You’re not going to believe this but once upon a time, over ten years ago now, I took a crack at the New York City Marathon, and running on an injured Achilles with a shot of cortisone to curb the pain, I broke the three hour mark on my first attempt. The NY City Marathon is, globally, one of the biggest marathon events. Fanatical road runners from across the world, those that can, anyway, flock to this event to fulfil a yearly ritual. For me, though, it just happened to be a matter of convenience.
Before I elaborate on this further, I’d just like to point out that this is not a fitness freaking post. I’m not about to preach to the unconverted about extremely tough exercise regimes and hard to follow diets which are no good for us anyway.
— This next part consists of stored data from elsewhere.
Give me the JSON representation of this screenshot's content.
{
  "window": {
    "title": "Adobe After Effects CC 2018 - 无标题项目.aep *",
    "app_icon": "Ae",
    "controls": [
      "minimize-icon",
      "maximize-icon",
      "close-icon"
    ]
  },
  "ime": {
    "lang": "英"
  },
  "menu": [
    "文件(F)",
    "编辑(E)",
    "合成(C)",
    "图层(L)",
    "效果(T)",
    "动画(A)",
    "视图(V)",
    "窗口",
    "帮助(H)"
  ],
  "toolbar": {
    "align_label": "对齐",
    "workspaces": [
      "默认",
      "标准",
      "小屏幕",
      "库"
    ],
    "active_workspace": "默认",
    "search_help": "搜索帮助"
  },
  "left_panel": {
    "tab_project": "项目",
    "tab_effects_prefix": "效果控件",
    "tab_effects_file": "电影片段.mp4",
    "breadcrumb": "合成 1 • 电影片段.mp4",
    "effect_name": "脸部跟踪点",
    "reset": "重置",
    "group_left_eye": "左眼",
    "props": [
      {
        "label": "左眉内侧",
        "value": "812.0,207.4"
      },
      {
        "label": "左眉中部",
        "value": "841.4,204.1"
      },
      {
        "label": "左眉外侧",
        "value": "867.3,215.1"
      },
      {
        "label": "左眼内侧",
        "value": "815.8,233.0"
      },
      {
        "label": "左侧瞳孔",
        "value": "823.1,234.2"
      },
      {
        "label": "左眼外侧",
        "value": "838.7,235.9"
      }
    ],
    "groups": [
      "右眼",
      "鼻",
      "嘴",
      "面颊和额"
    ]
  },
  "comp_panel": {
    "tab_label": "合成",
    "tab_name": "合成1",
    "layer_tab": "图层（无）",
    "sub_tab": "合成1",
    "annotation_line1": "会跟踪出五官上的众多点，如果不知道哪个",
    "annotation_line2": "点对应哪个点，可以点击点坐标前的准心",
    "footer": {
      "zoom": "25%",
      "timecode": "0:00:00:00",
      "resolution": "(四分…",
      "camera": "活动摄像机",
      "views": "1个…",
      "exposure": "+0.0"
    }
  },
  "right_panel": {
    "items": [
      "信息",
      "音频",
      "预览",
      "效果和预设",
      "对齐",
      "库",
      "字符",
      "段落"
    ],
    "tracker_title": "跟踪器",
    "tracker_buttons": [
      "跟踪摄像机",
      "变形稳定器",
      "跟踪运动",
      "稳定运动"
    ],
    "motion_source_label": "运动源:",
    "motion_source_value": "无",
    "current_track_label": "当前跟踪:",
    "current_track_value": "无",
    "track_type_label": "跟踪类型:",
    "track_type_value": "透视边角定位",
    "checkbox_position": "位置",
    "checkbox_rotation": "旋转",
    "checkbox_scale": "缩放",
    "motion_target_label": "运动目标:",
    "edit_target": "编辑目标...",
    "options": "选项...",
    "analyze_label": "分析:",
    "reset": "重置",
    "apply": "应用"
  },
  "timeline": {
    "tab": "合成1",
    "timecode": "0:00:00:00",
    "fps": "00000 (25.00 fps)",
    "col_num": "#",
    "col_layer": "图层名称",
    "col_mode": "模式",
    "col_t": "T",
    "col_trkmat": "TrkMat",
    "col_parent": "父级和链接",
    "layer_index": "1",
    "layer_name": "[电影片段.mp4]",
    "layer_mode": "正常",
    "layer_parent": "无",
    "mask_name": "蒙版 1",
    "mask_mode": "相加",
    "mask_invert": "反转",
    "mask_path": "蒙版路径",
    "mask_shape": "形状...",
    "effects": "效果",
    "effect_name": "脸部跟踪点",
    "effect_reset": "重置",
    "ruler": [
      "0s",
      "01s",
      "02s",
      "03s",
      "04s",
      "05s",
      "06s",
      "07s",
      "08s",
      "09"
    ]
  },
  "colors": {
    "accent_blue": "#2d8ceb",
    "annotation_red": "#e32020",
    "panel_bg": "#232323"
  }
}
I’ve experienced the pain of doing too much as you might have gathered from the first paragraph. All I’m about is sharing my personal experiences of the positive side of keeping fit and healthy. I’m lucky that way because since high school days, I always enjoyed sport.
I discovered road running and the marathon while still at college. I became obsessed, not so much about the fanatical drive to keep fit and stay that way but more to do with beating the clock. To that end I did succeed but had to pay a small price. My body’s alright now, by the way. The NY event was convenient because I just happened to have grown up in Brooklyn and spent most of my life here. I’m still here, by the way. But in the event, I was planning for something more nostalgic.
For those that don’t know this, the Boston Marathon is probably the most famous one of the lot. I happen to like Boston too, by the way, having spent two years there during my degree program. So, I was basically using the New York event as a trial run. It was a training run. I was going to try and break the three hour mark anyway, and by the time I reached the starting line in Boston, the target was going to be a cut of another ten minutes or so. Sadly, I never made it out of New York.
Frustrated and impatient as I was with my injury woes, I gave up running altogether. And would you believe that I even started smoking. Road running can be a compulsion if you take it that seriously, so the compulsive but utterly dangerous habit of smoking seemed to fill a gap. Fortunately, it was easy to kick that nasty killer in the butt, if you will. Several years later, I decided to have another go at the Boston. But this time I knew my limitations and, of course, I had aged and lost much of my natural born stamina.
So, from New York to Boston, I trained modestly at best and on both racing days had to swallow some pride and resign myself to jogging along with the rest of the crowd. I’m glad to say I enjoyed the elation of just finishing both marathons. I now need to end this post and can just say that exercise doesn’t need to be extreme. Just a few light sessions a week will do the job just right for you anyway.